RULE ON PARI DELICTO.

General Rule:
o Parties to a void agreement cannot expect the aid of the law; the
courts leave them as they are, because they are deemed in pari
delicto, or “in equal fault.’’
pg. 7
o In pari delicto is “a universal doctrine which holds that no action
arises, in equity or at law, from an illegal contract; no suit can be
maintained for its specific performance, or to recover the
property agreed to be sold or delivered, or money agreed to be
paid, or damages for its violation; and where the parties are in
pari delicto, no affirmative relief of any kind will be given to one
against the other.’’

Exception:
o Violation of the Labor Code as to Working hours
o Violation of the Labor Code as to Minimum Wage
o Violation of the Price Control Law
o Sale under of property under Free Patent
 Reason: Public Policy
FINAL EXAM QUESTIONS LAST YEAR:
1. What are the five (5) Principles of Contracts? Define Each
2. In a Contract of Lease, it was specifically provided that the “Contract may be renewed at
the option of the Lessee by giving notice to the Lessor.” Is the stipulation valid?

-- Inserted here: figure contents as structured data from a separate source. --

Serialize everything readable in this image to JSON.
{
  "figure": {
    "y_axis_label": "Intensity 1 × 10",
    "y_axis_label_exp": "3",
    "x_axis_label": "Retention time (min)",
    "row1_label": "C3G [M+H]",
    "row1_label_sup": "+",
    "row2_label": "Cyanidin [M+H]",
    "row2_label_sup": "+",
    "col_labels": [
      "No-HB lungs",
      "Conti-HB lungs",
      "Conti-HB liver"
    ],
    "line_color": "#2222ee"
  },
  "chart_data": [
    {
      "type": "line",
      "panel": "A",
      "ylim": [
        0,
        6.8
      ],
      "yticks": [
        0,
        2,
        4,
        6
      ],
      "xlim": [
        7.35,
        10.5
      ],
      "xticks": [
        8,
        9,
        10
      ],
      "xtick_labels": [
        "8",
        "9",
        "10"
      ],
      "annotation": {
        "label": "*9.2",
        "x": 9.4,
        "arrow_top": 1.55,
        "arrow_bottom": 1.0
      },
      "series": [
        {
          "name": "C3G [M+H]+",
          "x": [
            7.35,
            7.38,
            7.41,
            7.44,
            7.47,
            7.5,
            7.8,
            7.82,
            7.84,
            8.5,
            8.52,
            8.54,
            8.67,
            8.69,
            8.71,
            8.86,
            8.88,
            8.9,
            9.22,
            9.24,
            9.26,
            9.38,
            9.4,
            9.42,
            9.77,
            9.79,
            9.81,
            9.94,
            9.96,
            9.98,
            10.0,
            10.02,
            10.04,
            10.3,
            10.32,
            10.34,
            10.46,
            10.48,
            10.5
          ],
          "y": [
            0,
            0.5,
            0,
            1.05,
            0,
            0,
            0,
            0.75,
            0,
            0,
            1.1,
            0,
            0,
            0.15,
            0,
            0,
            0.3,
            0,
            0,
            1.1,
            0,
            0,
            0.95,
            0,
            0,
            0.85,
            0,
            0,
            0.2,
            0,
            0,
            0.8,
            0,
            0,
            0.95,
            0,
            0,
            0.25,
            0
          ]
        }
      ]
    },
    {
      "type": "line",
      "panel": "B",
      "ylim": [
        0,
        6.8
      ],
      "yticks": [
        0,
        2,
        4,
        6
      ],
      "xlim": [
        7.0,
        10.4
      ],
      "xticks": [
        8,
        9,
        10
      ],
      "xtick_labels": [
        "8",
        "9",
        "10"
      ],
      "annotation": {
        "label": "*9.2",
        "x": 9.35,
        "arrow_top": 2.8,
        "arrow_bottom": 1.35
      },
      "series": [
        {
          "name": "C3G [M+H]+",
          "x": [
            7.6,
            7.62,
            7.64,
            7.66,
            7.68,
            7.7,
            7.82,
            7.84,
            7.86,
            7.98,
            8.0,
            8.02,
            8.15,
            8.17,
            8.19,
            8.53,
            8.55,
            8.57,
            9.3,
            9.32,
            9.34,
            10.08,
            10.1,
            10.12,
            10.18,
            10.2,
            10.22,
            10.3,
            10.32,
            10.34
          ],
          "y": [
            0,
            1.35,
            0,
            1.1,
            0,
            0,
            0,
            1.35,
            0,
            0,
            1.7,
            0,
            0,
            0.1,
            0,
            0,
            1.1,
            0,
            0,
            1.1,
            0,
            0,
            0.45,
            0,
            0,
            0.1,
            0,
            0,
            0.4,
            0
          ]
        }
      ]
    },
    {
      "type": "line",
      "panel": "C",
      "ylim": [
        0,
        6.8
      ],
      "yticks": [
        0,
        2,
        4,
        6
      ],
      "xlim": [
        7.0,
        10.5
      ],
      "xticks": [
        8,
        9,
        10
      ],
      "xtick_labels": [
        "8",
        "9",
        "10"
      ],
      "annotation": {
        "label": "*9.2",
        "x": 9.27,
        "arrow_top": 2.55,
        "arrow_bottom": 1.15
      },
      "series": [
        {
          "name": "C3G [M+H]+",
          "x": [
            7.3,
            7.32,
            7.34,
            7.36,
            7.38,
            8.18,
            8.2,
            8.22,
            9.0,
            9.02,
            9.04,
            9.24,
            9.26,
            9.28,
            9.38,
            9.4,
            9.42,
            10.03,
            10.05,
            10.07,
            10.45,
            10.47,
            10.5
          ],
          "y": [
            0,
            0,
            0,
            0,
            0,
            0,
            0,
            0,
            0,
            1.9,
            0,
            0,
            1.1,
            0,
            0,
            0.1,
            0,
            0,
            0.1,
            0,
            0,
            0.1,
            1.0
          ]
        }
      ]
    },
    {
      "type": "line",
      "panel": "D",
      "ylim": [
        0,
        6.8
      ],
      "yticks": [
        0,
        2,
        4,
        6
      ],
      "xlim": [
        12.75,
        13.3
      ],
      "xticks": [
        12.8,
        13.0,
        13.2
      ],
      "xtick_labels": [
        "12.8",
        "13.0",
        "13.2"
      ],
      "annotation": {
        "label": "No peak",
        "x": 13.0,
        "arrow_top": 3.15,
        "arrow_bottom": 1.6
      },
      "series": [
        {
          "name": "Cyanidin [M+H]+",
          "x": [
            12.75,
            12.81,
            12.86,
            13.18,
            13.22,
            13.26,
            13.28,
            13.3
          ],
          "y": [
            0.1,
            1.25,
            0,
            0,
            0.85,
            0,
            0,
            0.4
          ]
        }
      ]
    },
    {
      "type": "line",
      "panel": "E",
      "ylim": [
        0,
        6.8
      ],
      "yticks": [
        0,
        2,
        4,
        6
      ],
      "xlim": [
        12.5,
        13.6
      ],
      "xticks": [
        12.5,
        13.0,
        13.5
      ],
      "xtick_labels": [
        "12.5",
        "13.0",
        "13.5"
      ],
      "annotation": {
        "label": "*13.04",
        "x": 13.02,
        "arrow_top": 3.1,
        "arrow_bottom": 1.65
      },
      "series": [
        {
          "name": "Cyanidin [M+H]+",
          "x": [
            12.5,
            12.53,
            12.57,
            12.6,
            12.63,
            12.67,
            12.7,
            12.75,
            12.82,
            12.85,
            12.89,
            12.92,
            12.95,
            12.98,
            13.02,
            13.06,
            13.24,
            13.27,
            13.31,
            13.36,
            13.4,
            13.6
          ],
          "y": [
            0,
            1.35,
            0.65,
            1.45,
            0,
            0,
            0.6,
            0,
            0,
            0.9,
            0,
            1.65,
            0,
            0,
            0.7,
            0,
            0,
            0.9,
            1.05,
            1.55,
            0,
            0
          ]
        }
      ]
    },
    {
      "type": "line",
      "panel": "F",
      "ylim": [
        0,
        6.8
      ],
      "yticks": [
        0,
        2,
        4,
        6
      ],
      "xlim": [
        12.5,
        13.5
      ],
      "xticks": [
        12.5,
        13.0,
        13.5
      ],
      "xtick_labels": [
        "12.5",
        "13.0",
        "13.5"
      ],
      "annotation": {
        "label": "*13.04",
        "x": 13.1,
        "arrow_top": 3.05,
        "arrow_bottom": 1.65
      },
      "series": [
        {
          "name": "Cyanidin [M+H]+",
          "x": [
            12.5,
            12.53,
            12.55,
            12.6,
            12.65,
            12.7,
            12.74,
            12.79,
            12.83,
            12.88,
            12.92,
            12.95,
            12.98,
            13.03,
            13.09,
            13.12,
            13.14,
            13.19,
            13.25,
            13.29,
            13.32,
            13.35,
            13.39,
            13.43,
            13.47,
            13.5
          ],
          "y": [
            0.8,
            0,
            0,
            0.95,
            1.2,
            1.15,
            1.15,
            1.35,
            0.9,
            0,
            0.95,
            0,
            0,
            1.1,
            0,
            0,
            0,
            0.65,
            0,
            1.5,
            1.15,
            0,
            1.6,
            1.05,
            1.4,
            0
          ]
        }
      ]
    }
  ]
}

3. In a Contract of Sale, the consideration stated was Php. 1.00 although the actual
consideration was Php. 100, 000.00. The Contract of Sale was assailed by the Heirs of
the Vendor, claiming that the Sale was VOID on the ground of Bad Faith and Inadequacy
of Consideration. Is the Sale Void? Explain.
4. X requested his friend Y to be a Guarantor in a loan he is obtaining form Z. Y consented
and even called by Phone Z that he is assuming the obligation of a guarantor. For Failure
to pay, Z sued X and Y for the recovery of the loan. Y raised the defense that the contract
is UNENFORCEABLE against him. Is Y Liable as a Guarantor?
5. A, acting as guardian of minor B, sold the minor’s property worth Php. 100,000.00 for the
sum of Php. 80, 000.00. Is the Contract of Sale Rescissible? Explain.
6. D was the owner of a property covered by a Free Patent Title. Within the FIVE-YEAR
PERIOD, D sold the property to M. Thereafter, D filed an action to recover the property
on the ground that the Sale was VOID because the sale was made during the FIVE-YEAR
PROHIBITION period. M invoked as his defense PARI DELICTO, Claiming that both of
them are at fault in violating the law, hence, the law leaves them where they are and no
one can maintain an action against each other. Is the defense tenable? Explain.